好きな店を勝手に変えた僕が隠していた、あのお店で感じていた居心地の悪さ
値段を見て財布のことが頭をよぎり、僕は料理を楽しむどころではありませんでした。彼女の好きなものを守るより、自分の見栄を守ることを選んでしまったのだと思います。
前に二人で行ったとき
そのお店に二人で行ったのは、少し前のことでした。彼女はお店の人と親しげに話し、メニューを見ながら本当に嬉しそうにしていました。
けれど僕は、その輪の中にうまく入れませんでした。
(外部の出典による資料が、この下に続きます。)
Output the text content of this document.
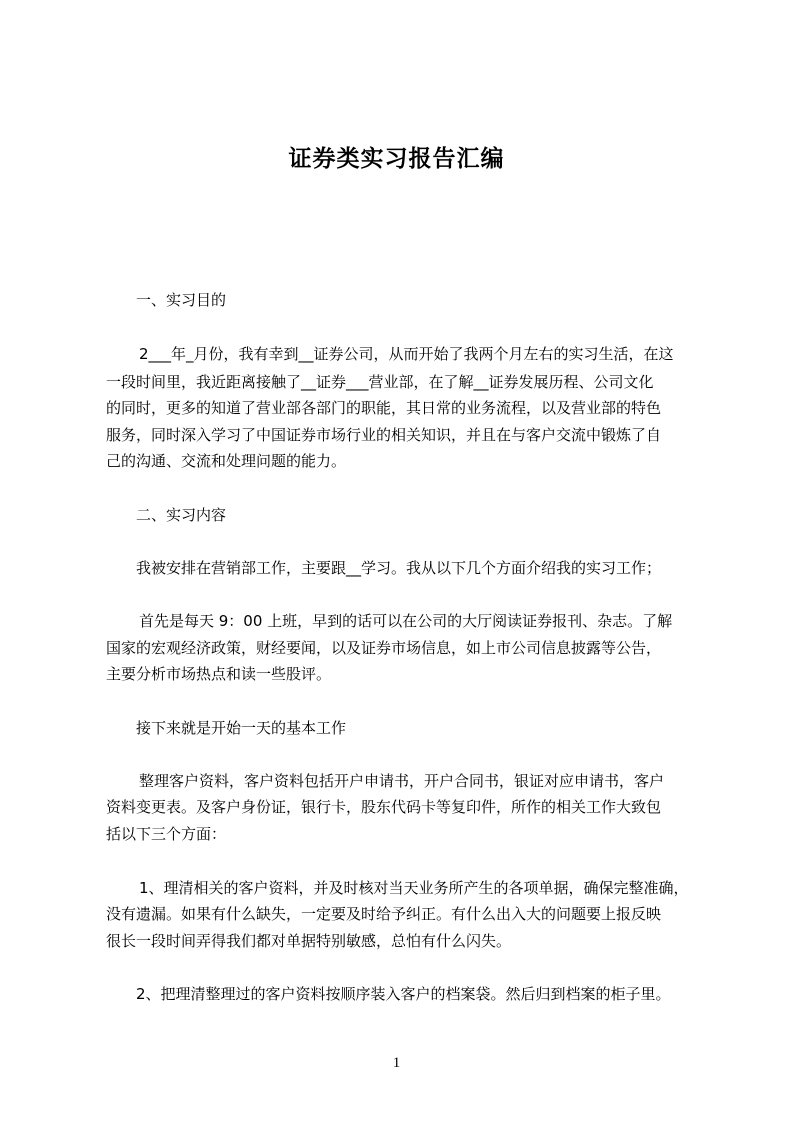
证券类实习报告汇编

一、实习目的

2___年_月份，我有幸到__证券公司，从而开始了我两个月左右的实习生活，在这

一段时间里，我近距离接触了__证券___营业部，在了解__证券发展历程、公司文化

的同时，更多的知道了营业部各部门的职能，其日常的业务流程，以及营业部的特色

服务，同时深入学习了中国证券市场行业的相关知识，并且在与客户交流中锻炼了自

己的沟通、交流和处理问题的能力。

二、实习内容

我被安排在营销部工作，主要跟__学习。我从以下几个方面介绍我的实习工作；

首先是每天 9：00 上班，早到的话可以在公司的大厅阅读证券报刊、杂志。了解

国家的宏观经济政策，财经要闻，以及证券市场信息，如上市公司信息披露等公告，

主要分析市场热点和读一些股评。

接下来就是开始一天的基本工作

整理客户资料，客户资料包括开户申请书，开户合同书，银证对应申请书，客户

资料变更表。及客户身份证，银行卡，股东代码卡等复印件，所作的相关工作大致包

括以下三个方面：

1、理清相关的客户资料，并及时核对当天业务所产生的各项单据，确保完整准确，

没有遗漏。如果有什么缺失，一定要及时给予纠正。有什么出入大的问题要上报反映

很长一段时间弄得我们都对单据特别敏感，总怕有什么闪失。

2、把理清整理过的客户资料按顺序装入客户的档案袋。然后归到档案的柜子里。

1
並んでいる料理の値段を見て、財布のことが頭をよぎります。慣れない場所で、どう振る舞えばいいのかもわかりません。彼女が輝いて見えるほど、自分だけが場違いな気がしてならなかったのです。
言えなかった本音
だから次の約束のとき、僕はお店をこっそり別のところに変えました。彼女から連絡が来て、僕はとっさにこう答えてしまいます。
「あの店、なんか落ち着かないんだよね」
そして「予約、別のところにしておいたから」と。彼女に「どうして勝手に変えたの」と言われても、本当の理由は口にできませんでした。あの店で僕が小さくなっていたなんて、情けなくて言えなかったのです。お店のせいにするほうが、ずっと楽でした。